歴史
《前回までのあらすじ》
「悪目立ちをするな」王女の言葉は主人公・高橋勇翔の心を揺り動かす。その帰り、王女を背負い、無事に王宮まで届けたことで何かを得たらしいが……。場面は変わってその続き。
ここで働きはじめてから一ヶ月が経った。最初は慣れなかった力仕事も今では何ということもない。今日もいつものように馬屋周りの仕事をしていると、遠くに大行列を見つけた。
「親方、あれは何ですか?」
「ああ、あれは王子様の行幸だ」
「今となっては国王のような立場だが、物見遊山にでも出かけられるんじゃないか?」
その遠回しな物言いにふと疑問が湧く。
「今となっては国王……? どういうことですか?」
それを聞くや否や、親方は目を丸くすると、
「お前、何も知らねえんだな! よし、一つこの国の状況を一席ぶってやる!」
親方の話によると以下のような状況らしい。
まずオレがいるこの国は、国王ディアドラ=ギャラントが治める北ファランク王国、周囲を四カ国と接し、北に海、東の国境沿いに山脈が通っている国土の交易国だ。そしてその山脈から走っている川に沿って接している国が南ファランク王国、広大な穀物地帯を有する農業国で、かつて両国は一つの王国だった。
「なぜ北と南に……?」
「ああ、それはな……宰相ヴァフォードの謀略のせいだ」
心なしか親方のトーンが下がったように感じた。
国王ディアドラ=ギャラントは近年、病に伏しており、王国の統治もままならないほどだった。そのような状況下で王国の支配に緩みが出た。
外戚の宰相ヴァフォードはその間隙を見逃さなかった。
南部で武装蜂起すると、国王一家を追放し、自分の王国を作り上げてしまったのだ。辛くも国王一家は北部へと逃れ、テンエイを暫定的な王都として、新たにこの国を立ち上げた。
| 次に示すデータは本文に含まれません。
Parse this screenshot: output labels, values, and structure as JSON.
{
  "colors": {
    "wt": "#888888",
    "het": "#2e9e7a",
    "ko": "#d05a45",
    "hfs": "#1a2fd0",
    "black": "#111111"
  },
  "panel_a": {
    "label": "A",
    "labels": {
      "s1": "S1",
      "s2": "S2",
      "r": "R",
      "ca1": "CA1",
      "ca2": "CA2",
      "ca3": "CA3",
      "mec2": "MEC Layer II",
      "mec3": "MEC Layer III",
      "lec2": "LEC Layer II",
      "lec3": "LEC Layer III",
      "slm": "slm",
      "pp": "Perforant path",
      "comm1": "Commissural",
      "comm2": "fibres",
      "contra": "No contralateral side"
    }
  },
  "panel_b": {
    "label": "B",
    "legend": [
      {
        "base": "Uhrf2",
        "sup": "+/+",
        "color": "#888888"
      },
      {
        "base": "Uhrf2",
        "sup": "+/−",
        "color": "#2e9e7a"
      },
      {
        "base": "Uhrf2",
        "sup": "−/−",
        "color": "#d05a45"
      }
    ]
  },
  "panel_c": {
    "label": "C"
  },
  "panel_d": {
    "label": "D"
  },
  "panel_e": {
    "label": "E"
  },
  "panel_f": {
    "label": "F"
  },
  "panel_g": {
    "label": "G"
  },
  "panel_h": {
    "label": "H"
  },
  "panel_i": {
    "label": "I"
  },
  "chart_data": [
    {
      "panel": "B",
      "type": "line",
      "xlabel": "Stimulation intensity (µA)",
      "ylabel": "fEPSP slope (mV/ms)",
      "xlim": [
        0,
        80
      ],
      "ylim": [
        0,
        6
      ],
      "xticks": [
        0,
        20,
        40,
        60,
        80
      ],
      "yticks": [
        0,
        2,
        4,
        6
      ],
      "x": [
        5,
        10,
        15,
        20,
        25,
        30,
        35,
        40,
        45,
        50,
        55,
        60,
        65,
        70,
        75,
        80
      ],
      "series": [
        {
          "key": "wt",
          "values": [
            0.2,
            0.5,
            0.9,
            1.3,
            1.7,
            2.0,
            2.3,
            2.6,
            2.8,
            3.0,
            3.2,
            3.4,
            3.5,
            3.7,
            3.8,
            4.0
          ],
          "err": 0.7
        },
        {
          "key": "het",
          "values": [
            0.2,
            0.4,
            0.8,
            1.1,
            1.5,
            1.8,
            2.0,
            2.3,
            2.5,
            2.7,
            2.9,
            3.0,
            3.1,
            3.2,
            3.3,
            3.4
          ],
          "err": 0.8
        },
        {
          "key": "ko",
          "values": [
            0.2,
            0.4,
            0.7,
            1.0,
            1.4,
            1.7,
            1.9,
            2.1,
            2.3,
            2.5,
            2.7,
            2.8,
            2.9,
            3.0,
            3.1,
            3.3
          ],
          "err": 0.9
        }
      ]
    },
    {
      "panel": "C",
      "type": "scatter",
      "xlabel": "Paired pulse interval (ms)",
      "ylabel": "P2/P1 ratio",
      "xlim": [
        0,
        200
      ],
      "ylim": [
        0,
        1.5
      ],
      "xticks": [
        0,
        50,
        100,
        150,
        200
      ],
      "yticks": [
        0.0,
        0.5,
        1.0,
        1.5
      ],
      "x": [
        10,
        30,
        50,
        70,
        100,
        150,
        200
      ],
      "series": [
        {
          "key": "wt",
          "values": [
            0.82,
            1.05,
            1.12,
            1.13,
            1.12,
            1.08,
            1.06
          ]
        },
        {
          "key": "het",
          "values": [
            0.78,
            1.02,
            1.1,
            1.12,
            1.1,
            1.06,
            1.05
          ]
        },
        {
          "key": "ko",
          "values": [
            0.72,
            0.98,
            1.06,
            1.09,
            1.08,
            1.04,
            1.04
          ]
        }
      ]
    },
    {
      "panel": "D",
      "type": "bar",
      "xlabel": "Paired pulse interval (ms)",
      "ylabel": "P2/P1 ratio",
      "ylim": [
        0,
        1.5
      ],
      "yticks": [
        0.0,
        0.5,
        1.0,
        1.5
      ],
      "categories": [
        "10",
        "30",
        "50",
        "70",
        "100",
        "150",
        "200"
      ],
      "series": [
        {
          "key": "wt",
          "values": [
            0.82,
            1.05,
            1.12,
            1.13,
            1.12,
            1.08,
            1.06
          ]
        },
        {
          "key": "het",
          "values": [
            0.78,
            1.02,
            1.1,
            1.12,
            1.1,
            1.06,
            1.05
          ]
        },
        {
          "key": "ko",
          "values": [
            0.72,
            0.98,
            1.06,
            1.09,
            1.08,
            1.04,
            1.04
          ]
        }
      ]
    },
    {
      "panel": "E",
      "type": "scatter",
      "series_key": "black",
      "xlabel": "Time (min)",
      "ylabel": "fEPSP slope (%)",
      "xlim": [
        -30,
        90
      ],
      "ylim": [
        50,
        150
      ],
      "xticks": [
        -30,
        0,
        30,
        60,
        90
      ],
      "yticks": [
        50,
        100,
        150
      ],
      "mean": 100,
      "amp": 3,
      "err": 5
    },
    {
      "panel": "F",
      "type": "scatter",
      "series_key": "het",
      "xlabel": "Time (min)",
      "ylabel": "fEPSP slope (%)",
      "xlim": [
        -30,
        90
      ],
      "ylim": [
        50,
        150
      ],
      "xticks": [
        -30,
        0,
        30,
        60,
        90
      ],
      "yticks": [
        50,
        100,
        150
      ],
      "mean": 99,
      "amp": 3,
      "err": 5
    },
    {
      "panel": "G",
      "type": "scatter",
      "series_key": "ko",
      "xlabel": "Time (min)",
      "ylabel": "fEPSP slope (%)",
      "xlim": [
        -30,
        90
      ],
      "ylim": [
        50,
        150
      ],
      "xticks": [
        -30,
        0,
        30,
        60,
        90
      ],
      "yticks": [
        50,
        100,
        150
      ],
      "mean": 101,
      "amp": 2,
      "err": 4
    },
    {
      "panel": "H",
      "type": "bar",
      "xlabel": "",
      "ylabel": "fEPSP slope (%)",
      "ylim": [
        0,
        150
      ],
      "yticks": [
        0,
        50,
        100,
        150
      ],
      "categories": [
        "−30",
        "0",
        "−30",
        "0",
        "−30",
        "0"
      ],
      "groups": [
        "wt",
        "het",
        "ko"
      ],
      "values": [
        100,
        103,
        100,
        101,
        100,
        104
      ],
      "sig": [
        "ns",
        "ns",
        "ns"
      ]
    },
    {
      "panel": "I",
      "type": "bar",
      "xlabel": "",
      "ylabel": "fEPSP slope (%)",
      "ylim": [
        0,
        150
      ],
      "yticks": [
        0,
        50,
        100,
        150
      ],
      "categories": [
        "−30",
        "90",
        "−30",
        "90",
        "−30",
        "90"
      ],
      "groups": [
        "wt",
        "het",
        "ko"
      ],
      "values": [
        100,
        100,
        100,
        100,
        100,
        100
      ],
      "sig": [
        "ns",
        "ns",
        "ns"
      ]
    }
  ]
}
国王はまだ存命であるが、実権は息子のディアドラ=グランテにある、ざっとこういうことだった。
そして変な沈黙が流れた後、親方は口を開いた。
「なあ、山に……山に登らないか?」
オレにその提案を断ることは出来なかった。その言葉は平素の親方のモノではなく、その背後にいつもとは違う形の有無を言わさぬ何かを感じ取ったからだ。
「分かりました」
そう言ってオレは親方の後について、山へと向かった――。
*外戚…母方の親戚。皇帝、王の母親または妃の一族のことである。